Todo cambió durante una incursión cuando Jaro encontró civiles escondidos en un sótano: familias, no combatientes. Un niño lo miró con los mismos ojos asustados que él tuvo una vez. Algo se rompió. Jaro se quedó paralizado y bajó su arma. Por primera vez, desobedeció.
Esa vacilación salvó vidas y acabó con su vida anterior. Huyó esa noche, caminando durante días, inseguro de si huía de enemigos o de sí mismo. Un convoy humanitario lo encontró, hambriento y febril. Le dieron un nuevo nombre, Jaro, que significa “primavera”, porque creían que merecía una temporada de renacimiento.

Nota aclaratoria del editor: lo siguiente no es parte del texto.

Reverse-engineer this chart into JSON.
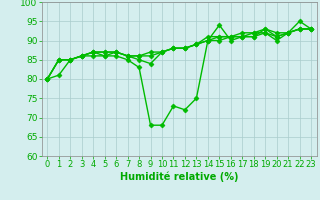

Como adulto, Jaro conserva los reflejos de un soldado pero el alma de alguien que intenta comprender la paz. Trabaja en empleos esporádicos, evita las armas y se sobresalta con facilidad. La vida cotidiana lo desconcierta: los supermercados se sienten como campos de batalla de opciones, la charla trivial como un interrogatorio, y la amabilidad le golpea más fuerte que cualquier disparo. Jaro Dimar no es un fantasma de la guerra; es un hombre que está aprendiendo a pertenecer a un mundo que nunca le pidió luchar.